Undeterred, Mesner and Jarry are also carrying on with the Temple's Protect Children Project, which they launched last year to advocate against corporal punishment and the use of "isolation rooms" in public schools. Parents register on the Temple's Protect Children website (protectchildrenproject.com) and provide contact information for their home school district, whereupon the group sends a letter to administrators informing them that the family's deeply held spiritual beliefs prohibit their children from being subjected to physical restraints, prolonged isolation, or corporal punishment.

"We wrote it into our tenets that the body is inviolable and subject only to one's own will," Mesner explains. "You can't beat the kid. You have to find a human, civilized way to deal with problems in the classroom. If they violate that, we will pursue them." He couldn't say exactly how many letters they've sent to date, explaining that the effort is "still getting off the ground."

He and Jarry hope to set up a similar mechanism on behalf of women who live in states that require a transvaginal ultrasound prior to having an abortion.

"That [legislation] was put forth by hard-core religious believers of one stripe," Mesner says. "We feel we can exempt people from that on religious-liberty grounds as well."

With the exception of Christian publications and Fox News, most of the press has played Satanic Temple stories for their entertainment value. The American Civil Liberties Union opposes the group's Baphomet monument campaign, albeit politely.
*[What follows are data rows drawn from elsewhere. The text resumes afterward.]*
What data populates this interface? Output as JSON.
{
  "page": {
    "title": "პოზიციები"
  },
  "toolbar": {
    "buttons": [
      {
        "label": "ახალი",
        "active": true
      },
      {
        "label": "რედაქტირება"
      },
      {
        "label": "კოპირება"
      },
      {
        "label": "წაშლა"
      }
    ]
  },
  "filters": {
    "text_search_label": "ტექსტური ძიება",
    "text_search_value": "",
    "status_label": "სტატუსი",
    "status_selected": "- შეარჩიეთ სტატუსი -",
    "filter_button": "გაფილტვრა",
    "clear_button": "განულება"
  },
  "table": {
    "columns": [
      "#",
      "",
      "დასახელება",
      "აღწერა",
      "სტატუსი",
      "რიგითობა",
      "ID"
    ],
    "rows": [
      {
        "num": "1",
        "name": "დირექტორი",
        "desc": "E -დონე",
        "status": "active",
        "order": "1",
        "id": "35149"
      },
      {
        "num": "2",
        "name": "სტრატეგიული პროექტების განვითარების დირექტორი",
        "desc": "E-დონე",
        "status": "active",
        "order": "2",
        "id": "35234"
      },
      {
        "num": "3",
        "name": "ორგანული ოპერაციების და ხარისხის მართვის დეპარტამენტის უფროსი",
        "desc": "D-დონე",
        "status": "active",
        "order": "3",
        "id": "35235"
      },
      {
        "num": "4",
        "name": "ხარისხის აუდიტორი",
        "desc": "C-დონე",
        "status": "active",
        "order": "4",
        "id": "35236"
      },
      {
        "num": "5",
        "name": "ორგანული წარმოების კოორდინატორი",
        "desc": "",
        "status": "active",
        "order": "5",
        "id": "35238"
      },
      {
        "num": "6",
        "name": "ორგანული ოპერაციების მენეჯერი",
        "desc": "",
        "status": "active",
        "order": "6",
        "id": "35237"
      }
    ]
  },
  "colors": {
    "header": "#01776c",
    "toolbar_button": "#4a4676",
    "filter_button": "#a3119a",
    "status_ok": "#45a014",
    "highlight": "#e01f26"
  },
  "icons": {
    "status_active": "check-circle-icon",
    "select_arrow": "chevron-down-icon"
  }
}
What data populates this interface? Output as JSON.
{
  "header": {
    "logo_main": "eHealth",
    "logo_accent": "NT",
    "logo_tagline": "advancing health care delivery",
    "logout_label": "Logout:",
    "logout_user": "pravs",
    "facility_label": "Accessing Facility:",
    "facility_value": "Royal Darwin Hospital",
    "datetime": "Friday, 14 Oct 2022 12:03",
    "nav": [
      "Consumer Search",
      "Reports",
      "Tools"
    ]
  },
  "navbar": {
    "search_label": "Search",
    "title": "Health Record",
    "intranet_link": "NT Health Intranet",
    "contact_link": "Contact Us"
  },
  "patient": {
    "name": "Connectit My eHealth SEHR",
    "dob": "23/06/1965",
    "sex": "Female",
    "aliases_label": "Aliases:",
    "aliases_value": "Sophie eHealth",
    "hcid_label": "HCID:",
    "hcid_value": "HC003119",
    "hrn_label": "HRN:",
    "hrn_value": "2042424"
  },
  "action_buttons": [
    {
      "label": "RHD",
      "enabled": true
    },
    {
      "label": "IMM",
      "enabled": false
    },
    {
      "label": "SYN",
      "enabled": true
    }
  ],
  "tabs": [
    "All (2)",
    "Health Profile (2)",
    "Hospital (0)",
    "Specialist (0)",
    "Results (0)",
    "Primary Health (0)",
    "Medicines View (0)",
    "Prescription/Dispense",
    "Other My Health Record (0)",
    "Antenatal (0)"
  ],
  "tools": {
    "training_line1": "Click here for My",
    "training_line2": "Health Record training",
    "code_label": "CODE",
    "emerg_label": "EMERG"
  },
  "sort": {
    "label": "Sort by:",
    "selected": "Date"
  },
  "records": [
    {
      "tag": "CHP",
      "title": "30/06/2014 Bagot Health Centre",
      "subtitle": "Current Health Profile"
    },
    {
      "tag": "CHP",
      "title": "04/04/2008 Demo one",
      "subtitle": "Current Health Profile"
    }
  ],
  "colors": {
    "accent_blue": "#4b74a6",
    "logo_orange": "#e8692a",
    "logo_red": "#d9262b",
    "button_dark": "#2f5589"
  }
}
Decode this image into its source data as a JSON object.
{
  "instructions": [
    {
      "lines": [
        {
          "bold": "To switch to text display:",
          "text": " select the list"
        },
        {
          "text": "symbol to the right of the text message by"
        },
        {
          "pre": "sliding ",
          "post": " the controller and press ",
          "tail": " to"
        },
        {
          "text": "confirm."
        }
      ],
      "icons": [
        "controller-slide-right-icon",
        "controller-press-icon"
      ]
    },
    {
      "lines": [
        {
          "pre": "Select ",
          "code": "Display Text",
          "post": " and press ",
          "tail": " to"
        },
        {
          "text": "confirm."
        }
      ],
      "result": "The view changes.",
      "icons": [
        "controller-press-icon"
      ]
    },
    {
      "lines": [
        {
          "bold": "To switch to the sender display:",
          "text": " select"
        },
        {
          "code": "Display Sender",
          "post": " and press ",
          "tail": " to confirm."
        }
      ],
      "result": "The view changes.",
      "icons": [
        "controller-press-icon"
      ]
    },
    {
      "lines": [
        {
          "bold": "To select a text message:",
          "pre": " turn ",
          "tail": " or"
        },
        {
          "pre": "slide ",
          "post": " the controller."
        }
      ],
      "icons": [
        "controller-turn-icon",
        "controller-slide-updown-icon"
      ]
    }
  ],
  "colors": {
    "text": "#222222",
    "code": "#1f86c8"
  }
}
The ACLU is suing Oklahoma to remove the Ten Commandments monument, and they seem to feel the Satanists are muddying the waters a bit.

"Their basis for saying we have a right to have this on the Capitol lawn is inconsistent with our case," Brady Henderson, the ACLU's legal director, told Al Jazeera several months ago. "The state shouldn't have a religious monument at all." 

The way Mesner sees it, the Temple's efforts are bringing Satanism aboveground, where it belongs.

"The idea is the more we do these things, the more acceptable they are," he says. "That's the whole point. We take away this ignorant idea of this kind of subterranean Satanic conspiracy that's supposedly murdering babies and all that kind of thing."